KUGELHOPF

Auteur: Anne-Lise Diehl

     Parmi les cadeaux de départ qui m’ont été offerts lorsque j’ai quitté la France pour le Canada en mars 1988 se trouve un moule à kugelhopf* en terre cuite. Des quelques objets rapportés de mon pays natal c’est celui qui symbolise le plus distinctement mes origines alsaciennes. Déniché dans une brocante par mon amie il avait donc déjà sa propre histoire lorsque je l’ai reçu, histoire que je ne peux qu’imaginer, mais qui ajoute à l’attachement que j’ai pour l’objet.

     Je me rappelle dans l’enfance l’affairement pour préparer le kugelhopf (sorte de brioche aux raisins secs cuit dans un haut moule rond à cannelures), la pièce attenante à la petite cuisine chauffée à la chaleur du four, la conversation en alsacien, le remuement des ustensiles, le pétrissage vigoureux de la pâte (l’étonnante force des femmes aux cheveux gris), la disposition de la pâte dans le moule, le torchon à carreaux dont on le couvrait, l’odeur de la pâte au levain. La lente et régulière levée du gâteau.

     Je me rappelle les dimanches matins au village, le jour des cloches de l’église, le jour du  kugelhopf au petit-déjeuner, de la nappe blanche, des vêtements du dimanche, des cantiques chantés en allemand.

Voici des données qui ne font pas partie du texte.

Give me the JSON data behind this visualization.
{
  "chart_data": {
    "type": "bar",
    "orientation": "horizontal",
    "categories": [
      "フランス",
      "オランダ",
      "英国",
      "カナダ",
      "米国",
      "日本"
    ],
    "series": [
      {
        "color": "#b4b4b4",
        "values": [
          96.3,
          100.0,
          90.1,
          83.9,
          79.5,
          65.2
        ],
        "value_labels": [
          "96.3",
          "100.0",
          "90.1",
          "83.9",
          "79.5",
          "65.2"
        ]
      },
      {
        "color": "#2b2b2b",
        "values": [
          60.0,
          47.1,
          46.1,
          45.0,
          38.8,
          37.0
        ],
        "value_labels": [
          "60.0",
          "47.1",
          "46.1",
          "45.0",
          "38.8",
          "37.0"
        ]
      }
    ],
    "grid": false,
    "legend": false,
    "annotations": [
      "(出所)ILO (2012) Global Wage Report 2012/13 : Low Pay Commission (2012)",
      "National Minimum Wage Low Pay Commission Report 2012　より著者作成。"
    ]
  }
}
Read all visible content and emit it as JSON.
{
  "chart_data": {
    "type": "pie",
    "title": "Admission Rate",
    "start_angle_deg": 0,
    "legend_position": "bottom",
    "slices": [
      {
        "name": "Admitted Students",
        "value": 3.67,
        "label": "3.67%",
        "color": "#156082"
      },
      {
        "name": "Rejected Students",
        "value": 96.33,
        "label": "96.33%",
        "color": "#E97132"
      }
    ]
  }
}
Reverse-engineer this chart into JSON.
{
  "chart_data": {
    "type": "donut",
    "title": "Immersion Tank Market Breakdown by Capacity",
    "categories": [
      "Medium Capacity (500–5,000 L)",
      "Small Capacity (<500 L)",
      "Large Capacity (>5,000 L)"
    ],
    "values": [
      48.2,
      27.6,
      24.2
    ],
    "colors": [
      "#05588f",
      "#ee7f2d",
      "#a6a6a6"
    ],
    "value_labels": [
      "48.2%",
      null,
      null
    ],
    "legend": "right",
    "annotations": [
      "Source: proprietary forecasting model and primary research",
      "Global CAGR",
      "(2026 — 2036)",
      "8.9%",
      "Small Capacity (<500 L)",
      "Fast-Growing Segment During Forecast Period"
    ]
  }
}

     Ce moule se trouve maintenant dans ma cuisine à Toronto. Présence incontournable qui me rappelle du haut de sa rusticité mes devoirs de femme, de mère, d’hôtesse, d’Alsacienne.

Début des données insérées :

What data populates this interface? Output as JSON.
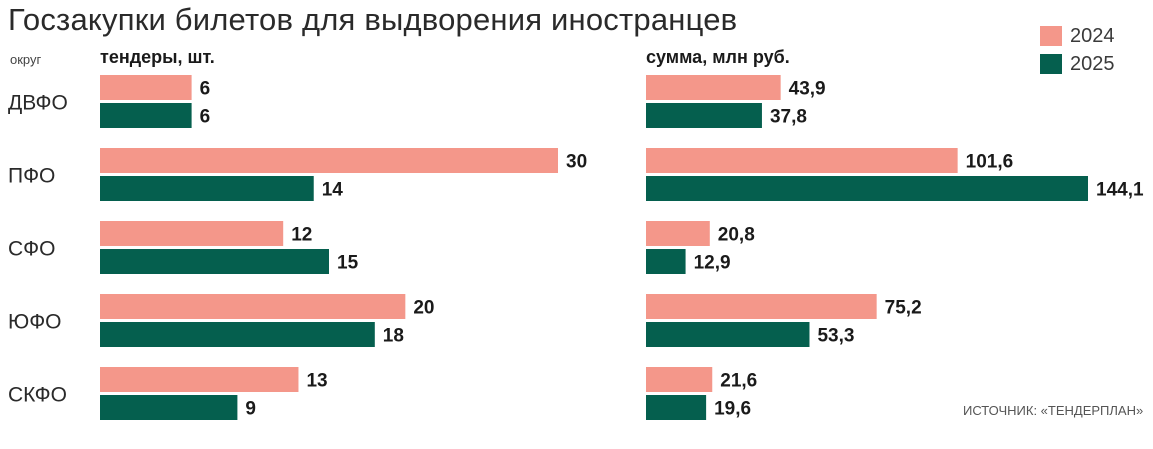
{
  "title": "Госзакупки билетов для выдворения иностранцев",
  "source": "ИСТОЧНИК: «ТЕНДЕРПЛАН»",
  "district_header": "округ",
  "colors": {
    "2024": "#f4978a",
    "2025": "#055f4e"
  },
  "chart_data": [
    {
      "type": "bar",
      "orientation": "horizontal",
      "title": "тендеры, шт.",
      "categories": [
        "ДВФО",
        "ПФО",
        "СФО",
        "ЮФО",
        "СКФО"
      ],
      "series": [
        {
          "name": "2024",
          "values": [
            6,
            30,
            12,
            20,
            13
          ],
          "labels": [
            "6",
            "30",
            "12",
            "20",
            "13"
          ]
        },
        {
          "name": "2025",
          "values": [
            6,
            14,
            15,
            18,
            9
          ],
          "labels": [
            "6",
            "14",
            "15",
            "18",
            "9"
          ]
        }
      ],
      "xlim": [
        0,
        30
      ],
      "grid": false,
      "legend": "top-right"
    },
    {
      "type": "bar",
      "orientation": "horizontal",
      "title": "сумма, млн руб.",
      "categories": [
        "ДВФО",
        "ПФО",
        "СФО",
        "ЮФО",
        "СКФО"
      ],
      "series": [
        {
          "name": "2024",
          "values": [
            43.9,
            101.6,
            20.8,
            75.2,
            21.6
          ],
          "labels": [
            "43,9",
            "101,6",
            "20,8",
            "75,2",
            "21,6"
          ]
        },
        {
          "name": "2025",
          "values": [
            37.8,
            144.1,
            12.9,
            53.3,
            19.6
          ],
          "labels": [
            "37,8",
            "144,1",
            "12,9",
            "53,3",
            "19,6"
          ]
        }
      ],
      "xlim": [
        0,
        144.1
      ],
      "grid": false
    }
  ]
}
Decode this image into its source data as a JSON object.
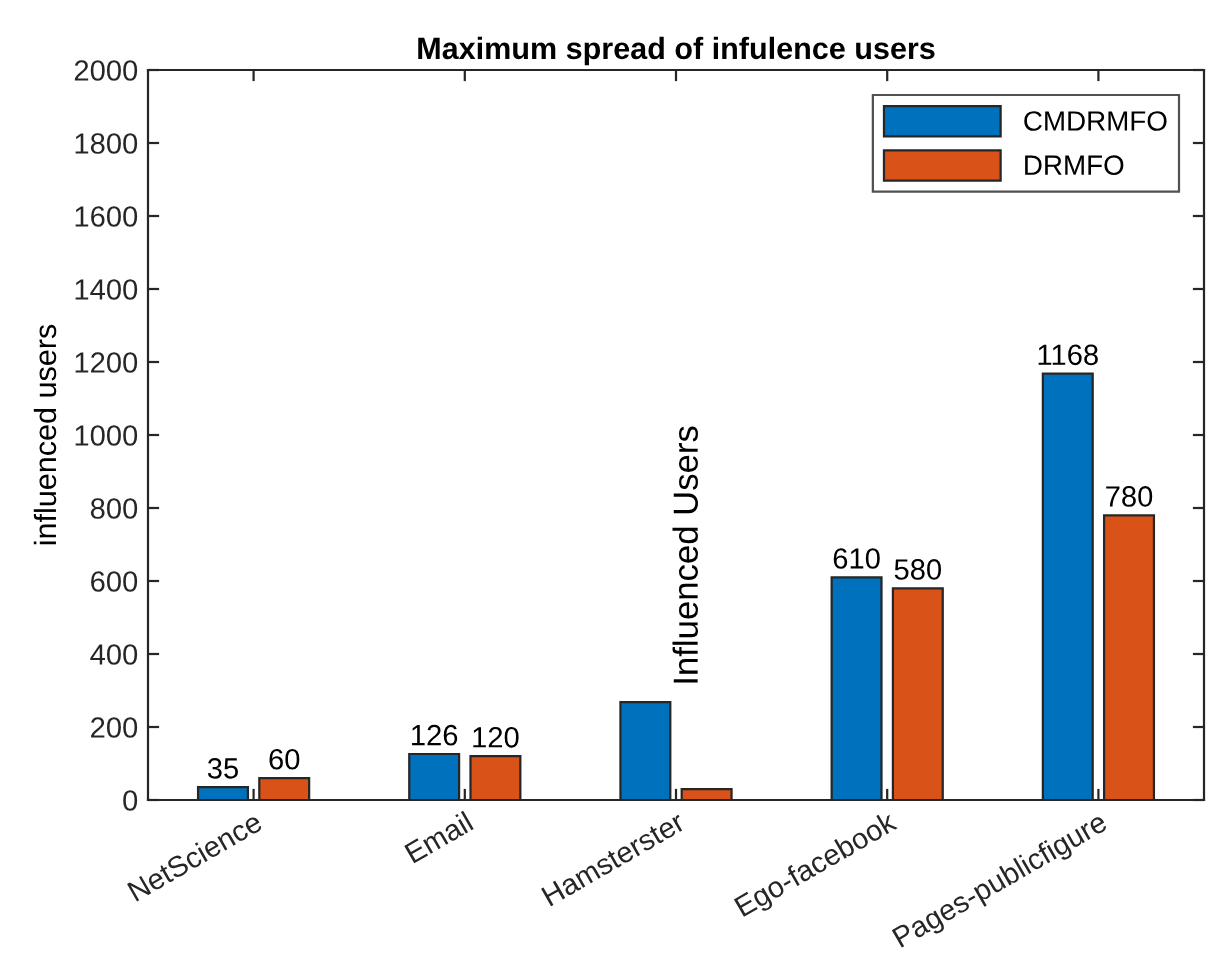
{
  "chart_data": {
    "type": "bar",
    "title": "Maximum spread of infulence users",
    "ylabel": "influenced users",
    "categories": [
      "NetScience",
      "Email",
      "Hamsterster",
      "Ego-facebook",
      "Pages-publicfigure"
    ],
    "series": [
      {
        "name": "CMDRMFO",
        "color": "#0072bd",
        "values": [
          35,
          126,
          268,
          610,
          1168
        ],
        "value_labels": [
          "35",
          "126",
          null,
          "610",
          "1168"
        ]
      },
      {
        "name": "DRMFO",
        "color": "#d95319",
        "values": [
          60,
          120,
          30,
          580,
          780
        ],
        "value_labels": [
          "60",
          "120",
          null,
          "580",
          "780"
        ]
      }
    ],
    "ylim": [
      0,
      2000
    ],
    "yticks": [
      0,
      200,
      400,
      600,
      800,
      1000,
      1200,
      1400,
      1600,
      1800,
      2000
    ],
    "annotations": [
      "Influenced Users"
    ],
    "legend": "top right"
  }
}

     Je me suis donc mise à faire du kugelhopf. Armée d’un livre de recettes alsaciennes offert par une autre amie - à quel point ces amies étaient-elles conscientes de la mission dont elles m’investissaient avec ces cadeaux : perpétuer et exporter la tradition alsacienne dans mon nouvel univers, elles qui restaient en Alsace? - j’ai pétri plus d’une fois la pâte jusqu’à en avoir mal au bras (il est recommandé dans la recette de la battre pendant

10 minutes pour « l’aérer »). J’attendais longtemps que le levain fasse son œuvre. Souvent, une nuit entière sur le radiateur ne suffisait pas à faire gonfler de quelques centimètres la masse lourde de pâte qui restait au fond du moule comme un chat endormi.

     J’ai donc servi à la table un peu cérémonieuse des matins de Noël – tradition oblige - (et principalement à mes beaux-parents, les pauvres) des kugelhopfs compacts et peu savoureux.

     Mais les recettes comme les voyageurs  qui les importent doivent pour survivre s’adapter à leur nouvel environnement. Ainsi en cuisine il ne suffit pas d’utiliser les mêmes ingrédients que dans le pays d’origine pour obtenir le résultat souhaité. Est-ce la qualité de la farine, de la levure ou la cuisson au four électrique plutôt qu’au four à gaz qui ne convenaient pas à ma recette au Canada? Sans doute une combinaison de tout cela. Toujours est-il que suite à mes défaites répétées, j’ai fini par me tourner vers un livre de recettes américain. Le  kugelhopf devient imperceptiblement en anglais  kugelhupf. La proportion des ingrédients est un peu changée. Le long pétrissage à la main se fait en quelques minutes à l’aide d’un robot de cuisine. La pâte lève gentiment en un temps raisonnable (oh la rassurante capacité du levain de lever, de la lourdeur de s’alléger).

     Dans ces conditions faire du kugelhopf, je peux le dire, c’est du gâteau. J’en régale à présent ma famille et mes amis. Et même si je me soucie bien peu d’être bonne Alsacienne, offrir des kugelhopfs dorés et gonflés à point m’est agréable et me rappelle, à moi-même et aux autres, que je viens de quelque part et que j’ai ma petite contribution à faire, aussi modeste soit-elle (ne pas sous-estimer l’importance des « petites choses » lorsqu’il s’agit de transmettre), à la mosaïque culturelle qu’est mon pays d’adoption.

 



*Il s’agit là de l’orthographe d’origine germanique qui figure dans Les recettes de la table alsacienne.   Le mot vient de Kugel (boule) et Hefe (levure). Dans le Petit Robert, l’orthographe du mot est francisé : kouglof comme on le prononce.